At my son’s back–toschool night, the smiling self–portraits of second graders hung in the hallway under the bulletin board banner asking, “Who Am I?” Our challenge as parents was to find our own kids among the sea of colorful, unsigned faces. To help, each portrait had a carefully–printed description of its creator stapled to the bottom.
One child wrote that he liked dinosaurs and soccer and hated cleaning up his room. Another noted that he was tall, had green eyes, and liked science and his cat. And one of the pieces of writing stood out, not for what it said, but for what it didn’t.The essay began, “I have?” and a long list of things followed: a new video game system, a signed celebrity photograph, coin and card collections, and a television, among other items. There wasn’t a word about what the kid liked or didn’t, no mention of doing sports or music or reading or art. It didn’t include anything about friends or family or even pets.
Of course, all kids sometimes get the “gimmes,” or get obsessed with their toys or the latest collecting fad at school. But surely there was something else the child could say. What kind of materialistic values was that kid learning, anyway? I thought, smug with the knowledge that my own child was the tall one interested in science. For the other young writer, “who I am” was simply a summary of what he owned. It struck me as sad and strange.
And, I’ll admit, a bit unnerving. As I stood in the school hallway, that little essay made something go off in my head. And I didn’t like what I was hearing.
That kid wasn’t the only one living in the place where “who I am” and “what I have” meet. Frankly, my own feelings about wanting, buying, and owning objects were making me increasingly uneasy. Like my inability to see a house on vacation without wanting to own it. Or my worrying that my kids would fall behind their classmates if I didn’t get some new CD–rom or another. Or my near–obsessive, months–long search for the right couch for our family room.
What, me materialistic? I’d never seen myself that way. But there I was, pricing waterfront property instead of enjoying the view, agonizing about depriving my kids instead of noticing the pile of unused CD–roms they already owned, and sweating over fabric swatches for a fantasy family room—instead of spending the time actually doing something with my family. If I wasn’t materialistic, I sure was giving a lot of thought and meaning to material things. And I was beginning to find that my expectations of objects to do something— as well as the time and energy I was devoting to them—weren’t giving me what I wanted.
Okay, we live in a material world, and the stuff we own matters. That doesn’t necessarily make us materialistic, but what we drive, where we live, and what we wear, collect, or covet can all have meaning. After all, objects can make your life easier, give aesthetic pleasure, offer a certain amount of security, deliver a message to other people and sometimes even deliver on the promise of providing hours of fun. And given that the messages linking ownership with identity are louder than ever, the power in possessions isn’t lost on anyone. Not on me, and not even on a 7–year–old. Or perhaps, especially not on a 7–year–old.

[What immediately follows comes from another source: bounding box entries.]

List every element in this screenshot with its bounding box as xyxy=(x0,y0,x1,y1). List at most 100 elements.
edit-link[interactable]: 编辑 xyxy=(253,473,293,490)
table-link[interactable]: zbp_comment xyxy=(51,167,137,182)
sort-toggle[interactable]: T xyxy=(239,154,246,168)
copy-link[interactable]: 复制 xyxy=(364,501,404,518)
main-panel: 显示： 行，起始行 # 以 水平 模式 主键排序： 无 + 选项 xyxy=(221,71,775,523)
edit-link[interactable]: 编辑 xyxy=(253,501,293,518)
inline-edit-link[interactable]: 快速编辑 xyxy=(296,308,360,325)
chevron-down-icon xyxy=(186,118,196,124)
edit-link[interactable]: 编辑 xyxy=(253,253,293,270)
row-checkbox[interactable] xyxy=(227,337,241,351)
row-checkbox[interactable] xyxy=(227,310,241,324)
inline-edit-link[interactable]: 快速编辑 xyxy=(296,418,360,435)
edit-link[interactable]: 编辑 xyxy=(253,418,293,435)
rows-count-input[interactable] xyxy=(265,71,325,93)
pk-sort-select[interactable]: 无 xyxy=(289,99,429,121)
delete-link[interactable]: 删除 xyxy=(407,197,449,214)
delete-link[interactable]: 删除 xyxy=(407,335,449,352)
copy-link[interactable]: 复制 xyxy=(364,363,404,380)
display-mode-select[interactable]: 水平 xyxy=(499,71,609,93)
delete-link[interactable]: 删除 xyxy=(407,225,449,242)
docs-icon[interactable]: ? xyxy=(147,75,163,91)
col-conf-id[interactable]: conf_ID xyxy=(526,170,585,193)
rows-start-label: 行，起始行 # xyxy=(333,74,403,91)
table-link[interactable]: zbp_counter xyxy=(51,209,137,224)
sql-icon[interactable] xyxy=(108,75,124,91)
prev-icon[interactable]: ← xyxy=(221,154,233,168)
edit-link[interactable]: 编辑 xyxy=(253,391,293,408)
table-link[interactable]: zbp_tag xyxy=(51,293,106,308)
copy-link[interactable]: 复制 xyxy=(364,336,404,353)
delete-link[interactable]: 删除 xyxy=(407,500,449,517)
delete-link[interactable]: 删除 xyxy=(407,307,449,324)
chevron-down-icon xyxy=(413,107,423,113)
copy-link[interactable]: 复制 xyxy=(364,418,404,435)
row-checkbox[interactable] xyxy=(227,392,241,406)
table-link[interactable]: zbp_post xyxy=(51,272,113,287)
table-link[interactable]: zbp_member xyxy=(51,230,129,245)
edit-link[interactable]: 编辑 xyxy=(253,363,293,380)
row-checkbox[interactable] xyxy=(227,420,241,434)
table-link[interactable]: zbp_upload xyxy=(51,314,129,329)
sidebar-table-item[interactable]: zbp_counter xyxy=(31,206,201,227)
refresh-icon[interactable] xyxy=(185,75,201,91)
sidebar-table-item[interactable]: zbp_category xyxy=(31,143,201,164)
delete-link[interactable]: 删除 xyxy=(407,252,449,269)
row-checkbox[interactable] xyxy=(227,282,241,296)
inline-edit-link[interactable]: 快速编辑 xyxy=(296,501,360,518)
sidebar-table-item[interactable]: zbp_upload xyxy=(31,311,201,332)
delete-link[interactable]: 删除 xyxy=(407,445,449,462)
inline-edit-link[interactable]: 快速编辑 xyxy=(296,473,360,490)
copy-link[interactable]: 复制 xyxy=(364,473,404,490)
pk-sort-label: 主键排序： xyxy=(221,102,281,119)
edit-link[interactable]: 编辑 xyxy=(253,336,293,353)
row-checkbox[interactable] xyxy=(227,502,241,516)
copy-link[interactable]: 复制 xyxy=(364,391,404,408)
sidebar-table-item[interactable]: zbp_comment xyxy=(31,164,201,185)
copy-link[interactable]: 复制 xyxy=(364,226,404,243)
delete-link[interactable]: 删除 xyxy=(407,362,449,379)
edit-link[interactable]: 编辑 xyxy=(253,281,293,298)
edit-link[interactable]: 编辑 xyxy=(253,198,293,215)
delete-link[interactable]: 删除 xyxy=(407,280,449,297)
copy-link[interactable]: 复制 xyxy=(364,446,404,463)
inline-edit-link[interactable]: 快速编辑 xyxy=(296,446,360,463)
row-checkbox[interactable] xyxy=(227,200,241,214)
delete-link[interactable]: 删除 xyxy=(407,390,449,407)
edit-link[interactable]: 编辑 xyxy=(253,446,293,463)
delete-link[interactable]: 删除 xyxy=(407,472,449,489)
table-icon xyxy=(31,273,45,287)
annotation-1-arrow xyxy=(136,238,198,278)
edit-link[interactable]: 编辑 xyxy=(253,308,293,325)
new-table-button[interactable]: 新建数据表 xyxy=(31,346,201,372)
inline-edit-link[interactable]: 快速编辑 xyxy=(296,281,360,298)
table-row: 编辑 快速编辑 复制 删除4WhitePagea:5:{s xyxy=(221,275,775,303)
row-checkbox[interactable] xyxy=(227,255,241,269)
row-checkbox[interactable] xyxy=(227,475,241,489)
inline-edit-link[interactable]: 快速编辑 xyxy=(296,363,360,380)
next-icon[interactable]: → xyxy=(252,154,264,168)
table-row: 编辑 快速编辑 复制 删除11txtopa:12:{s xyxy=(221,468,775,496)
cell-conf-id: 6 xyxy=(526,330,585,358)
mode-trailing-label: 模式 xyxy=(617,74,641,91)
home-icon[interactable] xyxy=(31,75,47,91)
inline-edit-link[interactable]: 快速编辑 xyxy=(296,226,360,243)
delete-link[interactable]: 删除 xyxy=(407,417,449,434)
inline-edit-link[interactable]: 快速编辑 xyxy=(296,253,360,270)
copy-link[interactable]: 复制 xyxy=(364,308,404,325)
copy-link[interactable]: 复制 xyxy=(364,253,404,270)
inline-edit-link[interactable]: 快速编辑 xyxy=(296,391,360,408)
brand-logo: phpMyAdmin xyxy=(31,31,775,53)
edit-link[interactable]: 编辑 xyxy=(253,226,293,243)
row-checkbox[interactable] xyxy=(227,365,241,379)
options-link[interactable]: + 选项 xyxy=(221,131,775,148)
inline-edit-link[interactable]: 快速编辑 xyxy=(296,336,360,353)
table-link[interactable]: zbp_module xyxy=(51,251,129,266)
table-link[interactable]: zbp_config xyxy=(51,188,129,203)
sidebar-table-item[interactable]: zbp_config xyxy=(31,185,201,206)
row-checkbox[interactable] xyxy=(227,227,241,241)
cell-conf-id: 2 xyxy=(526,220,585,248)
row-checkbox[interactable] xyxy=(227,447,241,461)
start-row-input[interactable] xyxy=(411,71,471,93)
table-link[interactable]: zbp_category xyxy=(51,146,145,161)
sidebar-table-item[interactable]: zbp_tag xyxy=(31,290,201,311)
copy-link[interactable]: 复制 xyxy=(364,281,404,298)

So what’s wrong with this picture? I knew that I wasn’t thrilled with the ever–expanding space that objects seemed to be occupying in my life and my thoughts and started asking questions: First off, did anyone else feel the same way?
And I found, overwhelmingly, that I wasn’t alone. Plenty was wrong with the current picture; 95 percent of Americans said most of us are “very materialistic,” and 85 percent believe that young people are far too preoccupied with buying and owning things, according to a Merck Family Fund study. The widespread concern, not just for ourselves, but for our kids and the future, became clear. But it’s also complex. Objects are important, no doubt. But at what price?
That honest, anonymous elementary–school essay took the importance of objects to a troubling extreme, as if owning and being are one and the same. While possessions don’t entirely fill “who I am” for most people, they naturally occupy space as part of “self.” And let’s face it: it’s fun to buy a pair of new shoes sometimes. It’s a pleasure to get the car you’ve coveted for a while. And there’s nothing like that look on a child’s face when she opens your gift and it’s just what she’d hoped for. Objects can, at times, make us happy. But ultimately, do they give us what we really want?
And that’s where things started getting, well, tricky. Possessions have meaning, and always have. Possessions carry power, and always will. The question was not whether objects themselves are good or bad, but how and why the faith we place in ownership may intrude on what we want most?.